5. Choosing the Right Poles

When selecting hiking poles, consider the following features:

  • Adjustability: Telescoping or folding poles allow you to adjust the length for different terrains and pack them away easily.

  • Weight: Lighter poles are easier to carry and use, but you should still choose poles which will be sturdy enough to provide support for your weight.

  • Grip Material: Cork, foam, or rubber grips each offer different comfort levels and moisture-wicking properties. Choose based on your preference and the typical conditions you hike in.

  • Shock Absorption: Some poles come with built-in shock absorbers, which can reduce impact on your joints, especially during descents.

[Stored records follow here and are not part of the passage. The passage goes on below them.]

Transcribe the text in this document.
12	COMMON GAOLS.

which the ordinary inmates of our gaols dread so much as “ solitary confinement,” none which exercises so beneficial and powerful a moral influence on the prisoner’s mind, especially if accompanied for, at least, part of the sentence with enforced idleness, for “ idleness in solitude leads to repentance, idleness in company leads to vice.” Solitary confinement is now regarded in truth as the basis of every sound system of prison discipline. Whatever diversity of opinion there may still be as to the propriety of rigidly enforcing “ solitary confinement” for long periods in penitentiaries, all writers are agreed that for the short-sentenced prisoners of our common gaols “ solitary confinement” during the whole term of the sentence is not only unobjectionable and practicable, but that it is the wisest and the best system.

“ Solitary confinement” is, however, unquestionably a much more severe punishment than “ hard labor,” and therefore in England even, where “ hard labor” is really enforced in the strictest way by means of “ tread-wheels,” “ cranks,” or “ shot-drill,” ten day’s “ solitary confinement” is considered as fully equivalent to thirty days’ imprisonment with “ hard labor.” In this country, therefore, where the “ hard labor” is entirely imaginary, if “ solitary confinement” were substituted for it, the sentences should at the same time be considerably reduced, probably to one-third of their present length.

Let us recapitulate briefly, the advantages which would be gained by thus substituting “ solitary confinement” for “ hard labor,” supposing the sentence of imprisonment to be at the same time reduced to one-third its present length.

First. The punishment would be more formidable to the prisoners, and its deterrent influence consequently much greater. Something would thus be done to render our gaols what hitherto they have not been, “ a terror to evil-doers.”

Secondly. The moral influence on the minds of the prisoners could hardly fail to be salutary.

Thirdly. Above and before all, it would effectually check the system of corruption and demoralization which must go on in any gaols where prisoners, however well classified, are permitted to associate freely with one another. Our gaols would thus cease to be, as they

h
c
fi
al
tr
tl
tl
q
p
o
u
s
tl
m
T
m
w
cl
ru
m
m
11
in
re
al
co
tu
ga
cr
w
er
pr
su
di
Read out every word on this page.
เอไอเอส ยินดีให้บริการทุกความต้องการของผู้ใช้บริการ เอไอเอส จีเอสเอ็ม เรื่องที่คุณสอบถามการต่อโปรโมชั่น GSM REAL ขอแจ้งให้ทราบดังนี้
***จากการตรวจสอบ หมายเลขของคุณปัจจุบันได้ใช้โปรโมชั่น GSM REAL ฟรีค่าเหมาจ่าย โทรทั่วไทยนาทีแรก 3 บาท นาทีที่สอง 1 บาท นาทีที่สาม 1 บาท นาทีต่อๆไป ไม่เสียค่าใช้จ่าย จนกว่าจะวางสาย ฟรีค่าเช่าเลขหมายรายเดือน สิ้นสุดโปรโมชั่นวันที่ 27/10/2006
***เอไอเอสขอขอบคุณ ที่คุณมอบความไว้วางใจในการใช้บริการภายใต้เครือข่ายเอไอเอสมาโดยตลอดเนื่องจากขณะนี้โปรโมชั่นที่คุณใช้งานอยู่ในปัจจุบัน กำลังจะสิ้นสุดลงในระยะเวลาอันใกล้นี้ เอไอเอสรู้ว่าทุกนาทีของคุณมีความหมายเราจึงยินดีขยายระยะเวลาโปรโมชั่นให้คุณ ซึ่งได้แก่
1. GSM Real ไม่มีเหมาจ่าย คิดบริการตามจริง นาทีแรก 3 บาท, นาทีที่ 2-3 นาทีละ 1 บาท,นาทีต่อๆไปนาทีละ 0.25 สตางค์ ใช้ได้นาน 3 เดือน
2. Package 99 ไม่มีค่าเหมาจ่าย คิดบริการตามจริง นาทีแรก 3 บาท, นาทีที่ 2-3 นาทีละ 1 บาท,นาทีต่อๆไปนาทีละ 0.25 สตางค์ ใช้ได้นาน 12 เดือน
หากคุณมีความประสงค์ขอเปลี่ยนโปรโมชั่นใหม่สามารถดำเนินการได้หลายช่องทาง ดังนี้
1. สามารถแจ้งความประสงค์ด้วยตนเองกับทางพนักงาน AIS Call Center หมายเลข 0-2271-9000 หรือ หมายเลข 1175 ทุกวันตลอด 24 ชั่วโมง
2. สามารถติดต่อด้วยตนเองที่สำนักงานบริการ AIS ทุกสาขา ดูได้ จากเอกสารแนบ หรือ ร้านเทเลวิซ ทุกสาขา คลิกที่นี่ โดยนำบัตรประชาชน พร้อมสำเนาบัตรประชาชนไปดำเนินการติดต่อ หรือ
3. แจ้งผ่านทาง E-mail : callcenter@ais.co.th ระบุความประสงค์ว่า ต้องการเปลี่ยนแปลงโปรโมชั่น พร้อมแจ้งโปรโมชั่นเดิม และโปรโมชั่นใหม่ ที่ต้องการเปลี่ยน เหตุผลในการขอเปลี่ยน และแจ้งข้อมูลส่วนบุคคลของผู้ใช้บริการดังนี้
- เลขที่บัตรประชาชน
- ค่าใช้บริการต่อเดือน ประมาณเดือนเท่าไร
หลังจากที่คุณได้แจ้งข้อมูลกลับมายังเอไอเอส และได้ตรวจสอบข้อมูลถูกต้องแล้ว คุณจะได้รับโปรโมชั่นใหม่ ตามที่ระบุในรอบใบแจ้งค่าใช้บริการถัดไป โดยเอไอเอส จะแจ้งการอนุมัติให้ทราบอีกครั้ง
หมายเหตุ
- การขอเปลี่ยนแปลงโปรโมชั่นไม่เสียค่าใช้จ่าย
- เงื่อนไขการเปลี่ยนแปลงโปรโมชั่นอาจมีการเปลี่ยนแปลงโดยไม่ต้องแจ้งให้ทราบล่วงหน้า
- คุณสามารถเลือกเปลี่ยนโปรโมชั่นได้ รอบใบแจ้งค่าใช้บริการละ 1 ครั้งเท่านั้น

This may be something which is important to you depending on where and how you hike.


Conclusion

Using hiking poles effectively can significantly improve your hiking experience by providing stability, reducing joint strain, and improving balance. By simply adjusting them correctly and mastering basic techniques for various terrains, you can hike more comfortably and safely next time you’re out on the trail.

 

Whether you're tackling steep inclines, rocky paths, or long-distance trails, hiking poles are a valuable addition to your hiking gear. Choose the right poles, practice your technique, and enjoy the benefits they bring.